Et la France périphérique continuera d’être méprisée
CONTRIBUTION / OPINION. Dans cette valse électorale à trois temps qui a monopolisé toute l’attention du pays ces dernières semaines, l’espérance, la crainte et l’amertume ont tour à tour enchanté et irrité les Français. Malgré les espoirs de changement, le statu quo reste finalement de vigueur et la grande perdante de ces élections s’appelle la France périphérique.

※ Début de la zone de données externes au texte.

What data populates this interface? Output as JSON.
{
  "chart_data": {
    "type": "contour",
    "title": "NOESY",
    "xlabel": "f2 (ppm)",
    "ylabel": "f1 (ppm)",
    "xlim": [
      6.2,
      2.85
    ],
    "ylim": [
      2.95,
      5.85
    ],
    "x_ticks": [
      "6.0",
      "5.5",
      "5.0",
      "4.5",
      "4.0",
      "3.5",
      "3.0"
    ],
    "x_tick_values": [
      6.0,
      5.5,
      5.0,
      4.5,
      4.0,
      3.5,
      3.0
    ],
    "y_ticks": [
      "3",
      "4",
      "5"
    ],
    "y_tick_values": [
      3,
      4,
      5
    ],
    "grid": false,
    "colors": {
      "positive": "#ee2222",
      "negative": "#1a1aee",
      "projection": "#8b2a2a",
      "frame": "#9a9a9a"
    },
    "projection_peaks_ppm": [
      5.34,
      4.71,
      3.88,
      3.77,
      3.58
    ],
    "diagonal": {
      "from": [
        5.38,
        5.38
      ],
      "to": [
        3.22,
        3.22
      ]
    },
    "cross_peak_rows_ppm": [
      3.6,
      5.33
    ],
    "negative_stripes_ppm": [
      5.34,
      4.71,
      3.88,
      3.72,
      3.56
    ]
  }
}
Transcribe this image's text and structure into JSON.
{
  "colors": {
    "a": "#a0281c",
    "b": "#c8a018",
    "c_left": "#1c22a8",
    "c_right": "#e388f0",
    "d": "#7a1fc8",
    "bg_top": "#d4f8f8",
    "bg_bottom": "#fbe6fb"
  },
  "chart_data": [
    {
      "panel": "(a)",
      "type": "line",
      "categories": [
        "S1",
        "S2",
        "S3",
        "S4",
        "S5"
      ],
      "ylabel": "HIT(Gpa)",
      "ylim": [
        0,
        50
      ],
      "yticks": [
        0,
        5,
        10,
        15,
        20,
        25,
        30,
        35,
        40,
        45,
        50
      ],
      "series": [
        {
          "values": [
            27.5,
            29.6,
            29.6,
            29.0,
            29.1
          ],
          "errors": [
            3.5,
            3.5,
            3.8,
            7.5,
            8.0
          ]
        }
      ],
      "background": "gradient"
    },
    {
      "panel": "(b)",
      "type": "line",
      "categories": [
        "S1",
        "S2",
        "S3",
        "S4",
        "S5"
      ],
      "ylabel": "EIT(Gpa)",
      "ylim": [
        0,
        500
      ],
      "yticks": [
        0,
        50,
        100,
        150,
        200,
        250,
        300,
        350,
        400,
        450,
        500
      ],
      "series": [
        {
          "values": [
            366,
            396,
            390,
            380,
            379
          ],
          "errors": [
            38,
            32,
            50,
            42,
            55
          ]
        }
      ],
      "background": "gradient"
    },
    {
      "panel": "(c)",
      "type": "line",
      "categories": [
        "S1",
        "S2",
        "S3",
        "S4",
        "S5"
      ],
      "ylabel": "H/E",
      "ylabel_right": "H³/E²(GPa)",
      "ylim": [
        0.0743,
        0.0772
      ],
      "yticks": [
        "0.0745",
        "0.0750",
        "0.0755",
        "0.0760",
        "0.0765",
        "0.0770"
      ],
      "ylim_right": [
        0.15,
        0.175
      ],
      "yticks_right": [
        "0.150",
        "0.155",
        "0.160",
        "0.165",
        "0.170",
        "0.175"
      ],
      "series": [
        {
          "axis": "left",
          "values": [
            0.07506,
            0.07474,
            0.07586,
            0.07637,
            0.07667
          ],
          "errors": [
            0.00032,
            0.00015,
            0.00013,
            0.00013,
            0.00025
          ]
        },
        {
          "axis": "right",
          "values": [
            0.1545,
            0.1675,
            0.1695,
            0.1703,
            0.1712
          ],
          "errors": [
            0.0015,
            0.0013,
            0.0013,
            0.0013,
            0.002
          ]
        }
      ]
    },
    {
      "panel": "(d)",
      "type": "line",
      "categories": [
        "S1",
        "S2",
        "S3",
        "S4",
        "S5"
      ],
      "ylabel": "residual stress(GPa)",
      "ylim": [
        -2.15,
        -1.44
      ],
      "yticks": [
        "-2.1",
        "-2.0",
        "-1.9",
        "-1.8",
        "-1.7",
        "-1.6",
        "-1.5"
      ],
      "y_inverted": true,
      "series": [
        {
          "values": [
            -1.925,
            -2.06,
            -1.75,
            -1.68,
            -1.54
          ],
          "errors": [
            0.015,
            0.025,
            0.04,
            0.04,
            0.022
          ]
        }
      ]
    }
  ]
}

Contre toute attente, la gauche s’est positionnée à l’issue du second tour des élections législatives comme la première force politique à l’Assemblée nationale, suivie par un centre certes affaibli, mais devant un RN relégué à la dernière place au mépris de son objectif affiché de majorité absolue. Ironie du sort, le RN aura pourtant été, au premier comme au second tour, le mouvement le plus plébiscité dans les urnes. Quoiqu’il en soit, les vagues de désistements massives et autres magouilles politiciennes pour faire barrage à « la peste brune » seront parvenues à priver la France d’une alternance nationale au détriment du jeu démocratique.
Une terre, deux France
Cette grande alliance des blocs libéraux et progressistes contre la percée du RN réveille la fracture qu’avait déjà repérée le géographe Christophe Guilluy entre une France urbaine connectée aux flux de la mondialisation et une « France périphérique » déclassée et rejetée par les élites. Lorsque l’on parle d’un paysage politique décomposé en 3 camps : gauche, centre et bloc national, il ne faut pas oblitérer que par réflexe de classe, les deux premiers s’allieront naturellement face au troisième en cas de remise en cause de leur hégémonie. Avec des moyens certes différents, la gauche et le centre souscrivent en réalité au même dessein politique et philosophique : individualisme moral, dépassement du cadre national, fédéralisme européen ou encore fin de la continuité historique des peuples. Comme le rappelle Jean Claude Michéa (cf La double pensée), Marx lui-même, dans L’Idéologie allemande, pointait ce phénomène de ralliement des deux parties face à la menace d’un sursaut populaire. En soulignant cette opposition factice, l’auteur du Capital exposait l’idée que la bourgeoisie moderne possède sa propre division du travail comprenant d’un côté les « intellectuels actifs » aujourd’hui représentés par la gauche culturelle et de l’autre les « passifs » incarnés par le centre...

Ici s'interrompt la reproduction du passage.